For that I’m very glad, because I haven’t been the soldier I
know I can be. I haven’t pushed 100% like I should, have been in a sort of
cloud of half-assedness (thanks Dad, for the perfect phrase). That I did everything to enlist in August,
that I nuddered the true Louise way and that no part of me doesn’t want to be
here. This is the life (well, few years) I chose and I do want to be here.

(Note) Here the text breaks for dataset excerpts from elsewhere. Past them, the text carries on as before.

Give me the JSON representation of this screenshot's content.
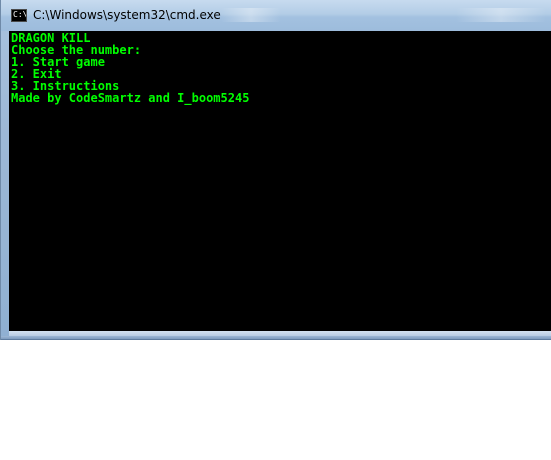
{
  "window": {
    "title": "C:\\Windows\\system32\\cmd.exe",
    "icon_label": "C:\\"
  },
  "console": {
    "text_color": "#00ff00",
    "background": "#000000",
    "lines": [
      "DRAGON KILL",
      "Choose the number:",
      "1. Start game",
      "2. Exit",
      "3. Instructions",
      "Made by CodeSmartz and I_boom5245"
    ]
  }
}
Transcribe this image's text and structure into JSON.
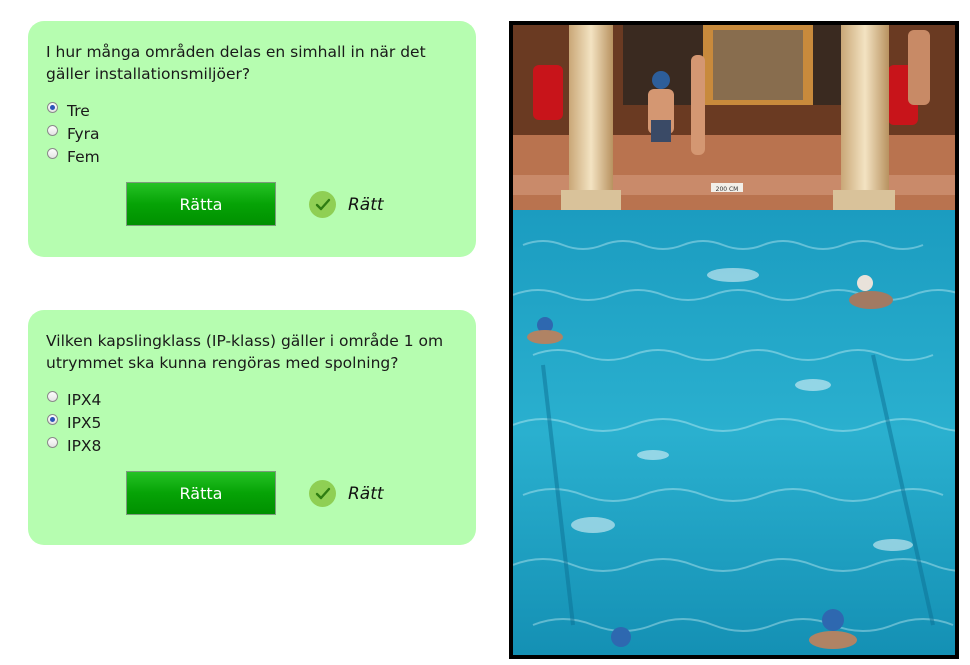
{
  "quiz1": {
    "question": "I hur många områden delas en simhall in när det gäller installationsmiljöer?",
    "options": [
      "Tre",
      "Fyra",
      "Fem"
    ],
    "selected_index": 0,
    "submit_label": "Rätta",
    "feedback": "Rätt"
  },
  "quiz2": {
    "question": "Vilken kapslingklass (IP-klass) gäller i område 1 om utrymmet ska kunna rengöras med spolning?",
    "options": [
      "IPX4",
      "IPX5",
      "IPX8"
    ],
    "selected_index": 1,
    "submit_label": "Rätta",
    "feedback": "Rätt"
  },
  "photo": {
    "subject": "indoor swimming pool with swimmers and columns",
    "sign_text": "200 CM"
  },
  "colors": {
    "panel": "#b6fdb0",
    "button": "#06a306",
    "check": "#8fcf54",
    "pool": "#1a9ab8"
  }
}
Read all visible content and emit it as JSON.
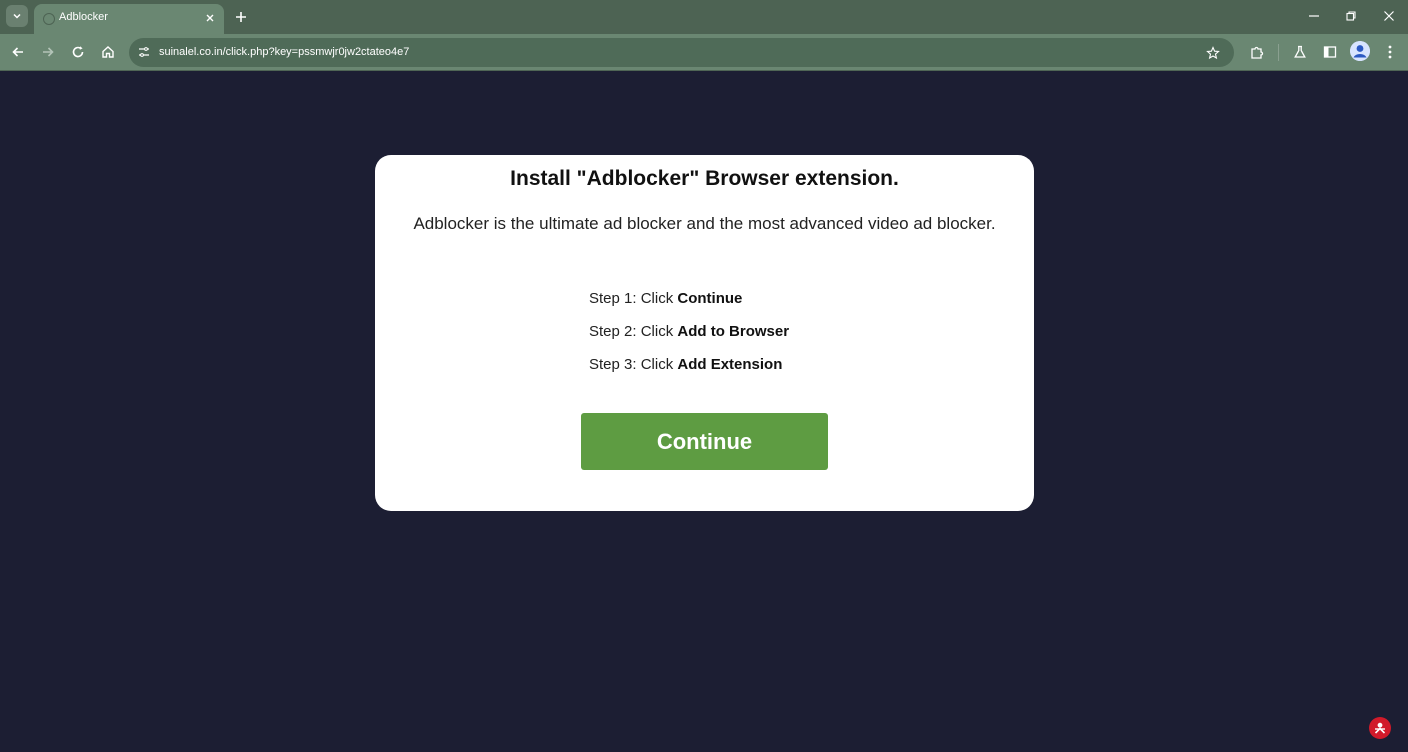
{
  "browser": {
    "tab_title": "Adblocker",
    "url": "suinalel.co.in/click.php?key=pssmwjr0jw2ctateo4e7"
  },
  "page": {
    "title": "Install \"Adblocker\" Browser extension.",
    "description": "Adblocker is the ultimate ad blocker and the most advanced video ad blocker.",
    "steps": [
      {
        "prefix": "Step 1: Click ",
        "action": "Continue"
      },
      {
        "prefix": "Step 2: Click ",
        "action": "Add to Browser"
      },
      {
        "prefix": "Step 3: Click ",
        "action": "Add Extension"
      }
    ],
    "button_label": "Continue"
  },
  "colors": {
    "page_background": "#1c1e33",
    "chrome_frame": "#4d6353",
    "toolbar": "#6a8772",
    "button": "#5e9c42"
  },
  "icons": {
    "tabbar": [
      "tab-search-icon",
      "tab-close-icon",
      "new-tab-icon",
      "minimize-icon",
      "restore-icon",
      "window-close-icon"
    ],
    "toolbar": [
      "back-icon",
      "forward-icon",
      "reload-icon",
      "home-icon",
      "site-info-icon",
      "bookmark-star-icon",
      "extensions-icon",
      "labs-icon",
      "side-panel-icon",
      "profile-avatar-icon",
      "menu-icon"
    ]
  }
}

But I disagree with former Louise. Used to say that my
service wouldn’t make a difference. That I will be just another soldier, that I’m
doing this for me and my values. Well no. I can make a difference. Me being
here means one more to take the load and because of that I need to be the best I
can be.
Got off Friday morning (may have gotten a day punishment….everyone
else left Thursday night). Yes, so here’s the story: for a negev I always carry a spare spout (not
sure how you’d call the kansap, front of the gun) and my night vision
equipment. Yeah super cool right, I have night vision!! Well while we were
doing activities (chulia…hard to explain) I left them at the Mazzin (24/7
someone is guarding the area, in this case the shooting range area), and then
we were given 5 minutes to run to camp (about 600m away) and change into
running shoes for a run (I believe I boasted already about my run with the
negev). Well anyway I forgot my kansap and night vision. Was lucky I forgot it at the mazzin. PHEW. Anyway it meant that instead of getting of Thursday
afternoon I got off Friday morning.
Did a large amount of sleeping, hanging out with friends and
cuddling with the cute cat and then topped it off with Pesach Seder. Had at Carmit’s house (Gali’s mother). Was
with humoungous amounts of food. I’m talking enough for another 5 families. Not
five people, 5 families! Was all in Hebrew (duh), and I was assured that it
wasn’t me, nobody understands it. Was a
lovely night followed by a 11 hour sleep.
Today Aviva and I (yes I slept at Aviva’s) went around
Jaffa. Timed it perfectly, afternoon when it wasn’t too hot, weren’t too many
people. But still lovely.
That takes us to now. Tomorrow I go back to the army for a
week and then another 6 days off. YES.